Debiti pa, ok al Senato: 247 sì. Ora la Camera ha 3 giorni di tempo

Pubblicato il 4 Giugno 2013 14:03 | Ultimo aggiornamento: 4 Giugno 2013 14:03
Debiti pa, via libera al Senato (foto LaPresse)

Debiti pa, via libera al Senato (foto LaPresse)

ROMA – 247 voti a favore, sette astenuti e nessun contrario. Sono i numeri con cui il Senato ha dato il via libera del Senato al decreto legge sui debiti della Pubblica amministrazione.

Il testo ora torna alla Camera, in terza lettura, per un esame lampo: deve infatti essere convertito in legge entro il sette giugno pena la sua decadenza. A favore hanno votato anche il M5S. Gli unici ad astenersi sono stati 7 senatori di Sinistra Ecologia e Libertà.

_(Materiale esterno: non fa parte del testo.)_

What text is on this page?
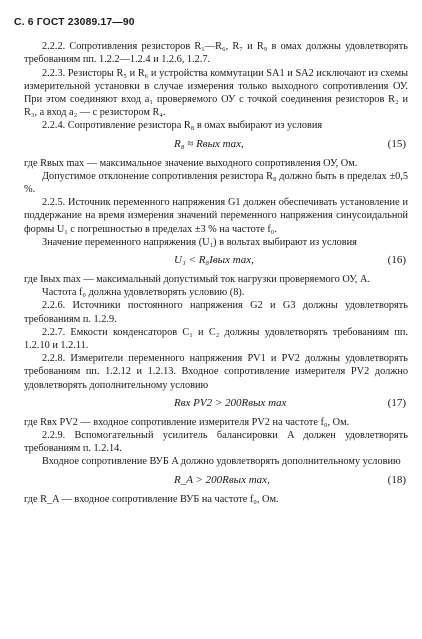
С. 6 ГОСТ 23089.17—90

2.2.2. Сопротивления резисторов R₁—R₆, R₇ и R₉ в омах должны удовлетворять требованиям пп. 1.2.2—1.2.4 и 1.2.6, 1.2.7.

2.2.3. Резисторы R₅ и R₆ и устройства коммутации SA1 и SA2 исключают из схемы измерительной установки в случае измерения только выходного сопротивления ОУ. При этом соединяют вход a₁ проверяемого ОУ с точкой соединения резисторов R₂ и R₃, а вход a₂ — с резистором R₄.

2.2.4. Сопротивление резистора R₈ в омах выбирают из условия

R₈ ≈ Rвых max,	(15)

где Rвых max — максимальное значение выходного сопротивления ОУ, Ом.

Допустимое отклонение сопротивления резистора R₈ должно быть в пределах ±0,5 %.

2.2.5. Источник переменного напряжения G1 должен обеспечивать установление и поддержание на время измерения значений переменного напряжения синусоидальной формы U₁ с погрешностью в пределах ±3 % на частоте f₀.

Значение переменного напряжения (U₁) в вольтах выбирают из условия

U₁ < R₈Iвых max,	(16)

где Iвых max — максимальный допустимый ток нагрузки проверяемого ОУ, А.

Частота f₀ должна удовлетворять условию (8).

2.2.6. Источники постоянного напряжения G2 и G3 должны удовлетворять требованиям п. 1.2.9.

2.2.7. Емкости конденсаторов C₁ и C₂ должны удовлетворять требованиям пп. 1.2.10 и 1.2.11.

2.2.8. Измерители переменного напряжения PV1 и PV2 должны удовлетворять требованиям пп. 1.2.12 и 1.2.13. Входное сопротивление измерителя PV2 должно удовлетворять дополнительному условию

Rвх PV2 > 200Rвых max	(17)

где Rвх PV2 — входное сопротивление измерителя PV2 на частоте f₀, Ом.

2.2.9. Вспомогательный усилитель балансировки A должен удовлетворять требованиям п. 1.2.14.

Входное сопротивление ВУБ A должно удовлетворять дополнительному условию

R_A > 200Rвых max,	(18)

где R_A — входное сопротивление ВУБ на частоте f₀, Ом.
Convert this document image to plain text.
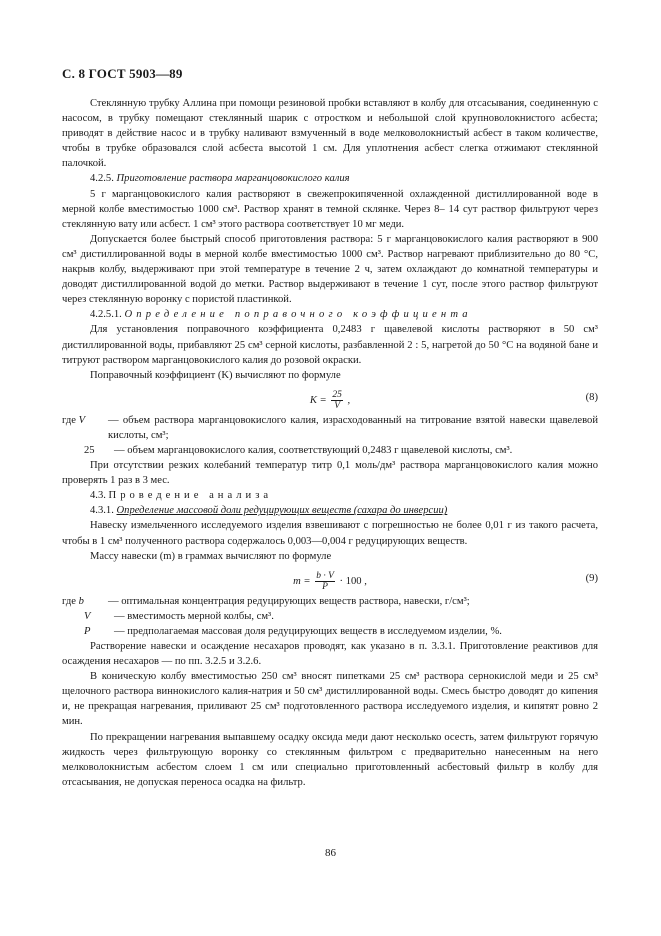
С. 8 ГОСТ 5903—89

Стеклянную трубку Аллина при помощи резиновой пробки вставляют в колбу для отсасывания, соединенную с насосом, в трубку помещают стеклянный шарик с отростком и небольшой слой крупноволокнистого асбеста; приводят в действие насос и в трубку наливают взмученный в воде мелковолокнистый асбест в таком количестве, чтобы в трубке образовался слой асбеста высотой 1 см. Для уплотнения асбест слегка отжимают стеклянной палочкой.

4.2.5. Приготовление раствора марганцовокислого калия

5 г марганцовокислого калия растворяют в свежепрокипяченной охлажденной дистиллированной воде в мерной колбе вместимостью 1000 см³. Раствор хранят в темной склянке. Через 8– 14 сут раствор фильтруют через стеклянную вату или асбест. 1 см³ этого раствора соответствует 10 мг меди.

Допускается более быстрый способ приготовления раствора: 5 г марганцовокислого калия растворяют в 900 см³ дистиллированной воды в мерной колбе вместимостью 1000 см³. Раствор нагревают приблизительно до 80 °С, накрыв колбу, выдерживают при этой температуре в течение 2 ч, затем охлаждают до комнатной температуры и доводят дистиллированной водой до метки. Раствор выдерживают в течение 1 сут, после этого раствор фильтруют через стеклянную воронку с пористой пластинкой.

4.2.5.1. Определение поправочного коэффициента

Для установления поправочного коэффициента 0,2483 г щавелевой кислоты растворяют в 50 см³ дистиллированной воды, прибавляют 25 см³ серной кислоты, разбавленной 2 : 5, нагретой до 50 °С на водяной бане и титруют раствором марганцовокислого калия до розовой окраски.

Поправочный коэффициент (K) вычисляют по формуле

$K = \frac{25}{V}$ ,	(8)
где V	— объем раствора марганцовокислого калия, израсходованный на титрование взятой навески щавелевой кислоты, см³;
25	— объем марганцовокислого калия, соответствующий 0,2483 г щавелевой кислоты, см³.

При отсутствии резких колебаний температур титр 0,1 моль/дм³ раствора марганцовокислого калия можно проверять 1 раз в 3 мес.

4.3. Проведение анализа

4.3.1. Определение массовой доли редуцирующих веществ (сахара до инверсии)

Навеску измельченного исследуемого изделия взвешивают с погрешностью не более 0,01 г из такого расчета, чтобы в 1 см³ полученного раствора содержалось 0,003—0,004 г редуцирующих веществ.

Массу навески (m) в граммах вычисляют по формуле

$m = \frac{b \cdot V}{P} \cdot 100$ ,	(9)
где b	— оптимальная концентрация редуцирующих веществ раствора, навески, г/см³;
V	— вместимость мерной колбы, см³.
P	— предполагаемая массовая доля редуцирующих веществ в исследуемом изделии, %.

Растворение навески и осаждение несахаров проводят, как указано в п. 3.3.1. Приготовление реактивов для осаждения несахаров — по пп. 3.2.5 и 3.2.6.

В коническую колбу вместимостью 250 см³ вносят пипетками 25 см³ раствора сернокислой меди и 25 см³ щелочного раствора виннокислого калия-натрия и 50 см³ дистиллированной воды. Смесь быстро доводят до кипения и, не прекращая нагревания, приливают 25 см³ подготовленного раствора исследуемого изделия, и кипятят ровно 2 мин.

По прекращении нагревания выпавшему осадку оксида меди дают несколько осесть, затем фильтруют горячую жидкость через фильтрующую воронку со стеклянным фильтром с предварительно нанесенным на него мелковолокнистым асбестом слоем 1 см или специально приготовленный асбестовый фильтр в колбу для отсасывания, не допуская переноса осадка на фильтр.

86
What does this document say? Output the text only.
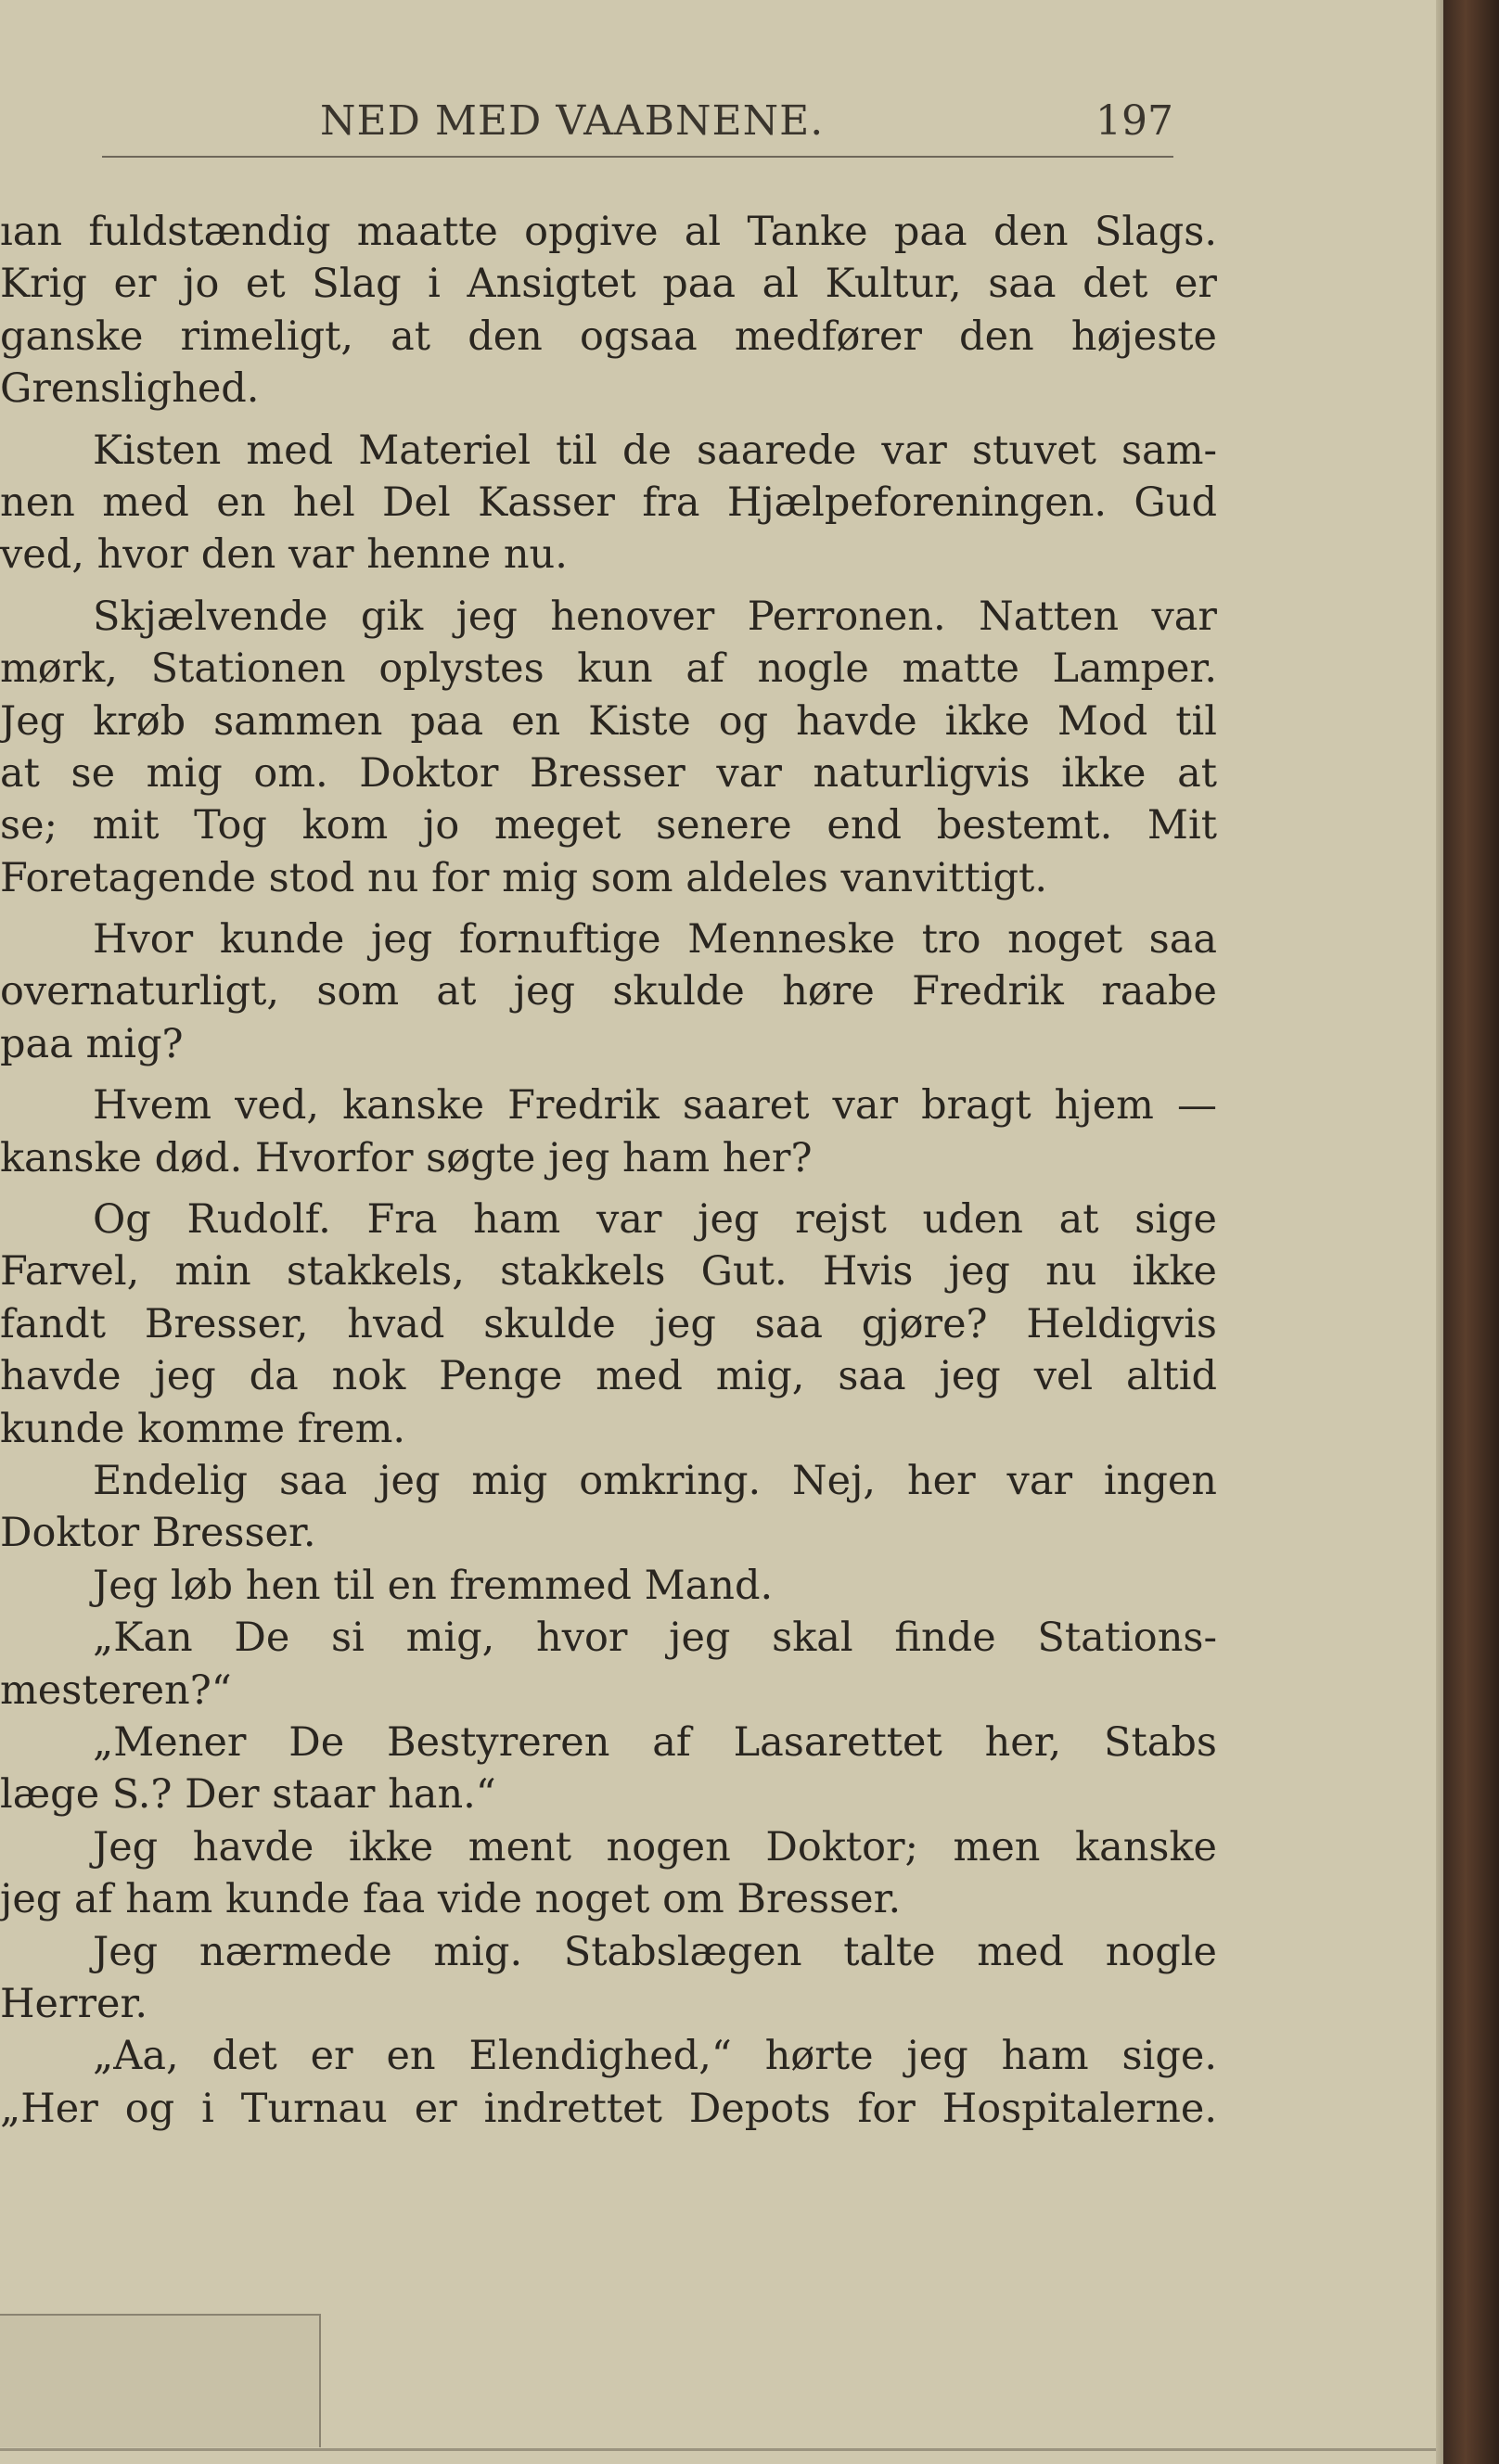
NED MED VAABNENE.	197
ıan fuldstændig maatte opgive al Tanke paa den Slags.
Krig er jo et Slag i Ansigtet paa al Kultur, saa det er
ganske rimeligt, at den ogsaa medfører den højeste
Grenslighed.
Kisten med Materiel til de saarede var stuvet sam-
nen med en hel Del Kasser fra Hjælpeforeningen. Gud
ved, hvor den var henne nu.
Skjælvende gik jeg henover Perronen. Natten var
mørk, Stationen oplystes kun af nogle matte Lamper.
Jeg krøb sammen paa en Kiste og havde ikke Mod til
at se mig om. Doktor Bresser var naturligvis ikke at
se; mit Tog kom jo meget senere end bestemt. Mit
Foretagende stod nu for mig som aldeles vanvittigt.
Hvor kunde jeg fornuftige Menneske tro noget saa
overnaturligt, som at jeg skulde høre Fredrik raabe
paa mig?
Hvem ved, kanske Fredrik saaret var bragt hjem —
kanske død. Hvorfor søgte jeg ham her?
Og Rudolf. Fra ham var jeg rejst uden at sige
Farvel, min stakkels, stakkels Gut. Hvis jeg nu ikke
fandt Bresser, hvad skulde jeg saa gjøre? Heldigvis
havde jeg da nok Penge med mig, saa jeg vel altid
kunde komme frem.
Endelig saa jeg mig omkring. Nej, her var ingen
Doktor Bresser.
Jeg løb hen til en fremmed Mand.
„Kan De si mig, hvor jeg skal finde Stations-
mesteren?“
„Mener De Bestyreren af Lasarettet her, Stabs
læge S.? Der staar han.“
Jeg havde ikke ment nogen Doktor; men kanske
jeg af ham kunde faa vide noget om Bresser.
Jeg nærmede mig. Stabslægen talte med nogle
Herrer.
„Aa, det er en Elendighed,“ hørte jeg ham sige.
„Her og i Turnau er indrettet Depots for Hospitalerne.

All’ultimo, nel decreto,  sono stati inseriti 400 milioni di  tagli ai fondi per le imprese: lo prevede un emendamento dei relatori al dl sui debiti della P.a., approvato dal Senato. Le risorse servono a coprire tra l’altro lo stop al pagamento dell’Imu sugli immobili di loro proprietà.  La proposta di modifica fa scendere da 9,5 a 9,3 miliardi euro e da 14,7 a 14,5 i fondi con cui la Cdp avrebbe dovuto distribuire anticipazioni di liquidità per il pagamento dei crediti. ”E’ stata una scelta del governo – commenta uno dei relatori al testo, Giorgio Santini (Pd) – Il fondo verrà rimpolpato nel 2014”.

Sempre nel testo del decreto è stata confermata la proroga di sei mesi ai Comuni. Fino al 31 dicembre, quindi, Equitalia potrà continuare a riscuotere i crediti per suo conto. Dal 2014, invece, i comuni dovranno essere autonomi.